The problem is you were calling print(x.bye) after you set x as a string. When you run x = hi() it runs hi() and sets the value of x to 5 (the value of bye; it does NOT set the value of x as a reference to the bye variable itself). EX: bye = 5; x = bye; bye = 4; print(x) prints 5, not 4.

Also, you don't have to run hi() twice, just run x = hi(), not hi(); x=hi() (the way you had it it was running hi(), not doing anything with the resulting value of 5, and then rerunning the same hi() and saving the value of 5 to the x variable.

So full code should be

def hi():
    bye = 5
    sigh = 10
    return bye 
x = hi()
print(x)

If you wanted to return multiple variables, one option would be to use a list, or dictionary, depending on what you need. For example:

def hi():
    return { 'bye': 5, 'sigh': 10 }
x = hi()
print x['bye']

You could do something along these lines (which worked in both Python v2.7.17 and v3.8.1 when I tested it/them):

def hi():
    # other code...
    hi.bye = 42  # Create function attribute.
    sigh = 10

hi()
print(hi.bye)  # -> 42

Functions are objects in Python and can have arbitrary attributes assigned to them.

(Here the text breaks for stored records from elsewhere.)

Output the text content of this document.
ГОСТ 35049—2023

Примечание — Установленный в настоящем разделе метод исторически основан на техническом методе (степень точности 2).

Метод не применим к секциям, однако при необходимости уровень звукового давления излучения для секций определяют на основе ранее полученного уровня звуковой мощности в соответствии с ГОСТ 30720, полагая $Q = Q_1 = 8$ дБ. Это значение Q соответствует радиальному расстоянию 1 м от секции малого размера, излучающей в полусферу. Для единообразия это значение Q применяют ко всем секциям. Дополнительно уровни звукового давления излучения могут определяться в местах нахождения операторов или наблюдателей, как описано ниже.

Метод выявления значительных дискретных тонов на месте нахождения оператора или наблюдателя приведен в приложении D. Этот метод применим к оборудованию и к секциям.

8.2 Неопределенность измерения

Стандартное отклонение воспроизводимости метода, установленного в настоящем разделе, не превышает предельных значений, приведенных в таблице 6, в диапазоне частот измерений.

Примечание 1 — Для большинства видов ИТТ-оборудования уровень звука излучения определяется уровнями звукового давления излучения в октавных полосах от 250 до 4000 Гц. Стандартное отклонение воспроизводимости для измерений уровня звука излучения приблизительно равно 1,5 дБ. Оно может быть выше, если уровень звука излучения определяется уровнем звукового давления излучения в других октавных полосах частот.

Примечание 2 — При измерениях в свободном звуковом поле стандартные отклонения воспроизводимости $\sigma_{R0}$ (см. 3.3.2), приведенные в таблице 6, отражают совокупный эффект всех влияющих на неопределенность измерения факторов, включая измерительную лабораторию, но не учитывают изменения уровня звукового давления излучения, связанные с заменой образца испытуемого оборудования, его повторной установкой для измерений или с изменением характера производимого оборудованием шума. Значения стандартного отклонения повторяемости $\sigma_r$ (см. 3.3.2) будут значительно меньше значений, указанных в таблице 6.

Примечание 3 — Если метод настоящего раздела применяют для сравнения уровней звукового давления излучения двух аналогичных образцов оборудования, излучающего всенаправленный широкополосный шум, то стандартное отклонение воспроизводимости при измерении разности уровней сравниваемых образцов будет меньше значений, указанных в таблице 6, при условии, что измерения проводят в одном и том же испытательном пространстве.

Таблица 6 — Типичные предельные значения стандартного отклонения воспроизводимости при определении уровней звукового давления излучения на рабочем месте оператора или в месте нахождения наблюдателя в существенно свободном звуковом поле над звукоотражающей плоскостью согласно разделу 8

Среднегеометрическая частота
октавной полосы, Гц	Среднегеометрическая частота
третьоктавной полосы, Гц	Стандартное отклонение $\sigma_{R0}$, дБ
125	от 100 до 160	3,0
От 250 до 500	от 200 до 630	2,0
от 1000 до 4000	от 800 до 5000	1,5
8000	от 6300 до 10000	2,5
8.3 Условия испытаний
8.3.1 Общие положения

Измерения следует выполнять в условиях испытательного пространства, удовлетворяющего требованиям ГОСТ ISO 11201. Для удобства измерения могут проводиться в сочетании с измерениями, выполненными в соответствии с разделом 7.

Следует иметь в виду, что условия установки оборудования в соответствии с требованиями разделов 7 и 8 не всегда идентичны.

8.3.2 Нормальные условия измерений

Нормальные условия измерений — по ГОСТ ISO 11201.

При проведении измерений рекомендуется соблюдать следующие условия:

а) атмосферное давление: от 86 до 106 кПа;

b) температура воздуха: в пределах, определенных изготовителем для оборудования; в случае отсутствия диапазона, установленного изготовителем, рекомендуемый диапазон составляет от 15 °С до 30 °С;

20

If you're going to be doing this kind of thing often, you could implement something more generic by creating a function decorator that adds a this argument to each call to the decorated function.

This additional argument will give functions a way to reference themselves without needing to explicitly embed (hardcode) their name into the rest of the definition and is similar to the instance argument that class methods automatically receive as their first argument which is usually named self — I picked something different to avoid confusion, but like the self argument, it can be named whatever you wish.

Here's an example of that approach:

def add_this_arg(func):
    def wrapped(*args, **kwargs):
        return func(wrapped, *args, **kwargs)
    return wrapped

@add_this_arg
def hi(this, that):
    # other code...
    this.bye = 2 * that  # Create function attribute.
    sigh = 10

hi(21)
print(hi.bye)  # -> 42

Note

This doesn't work for class methods. Just use the instance argument, named self by convention, that's already passed to methods instead of the method's name. You can reference class-level attributes through type(self). See Function's attributes when in a class.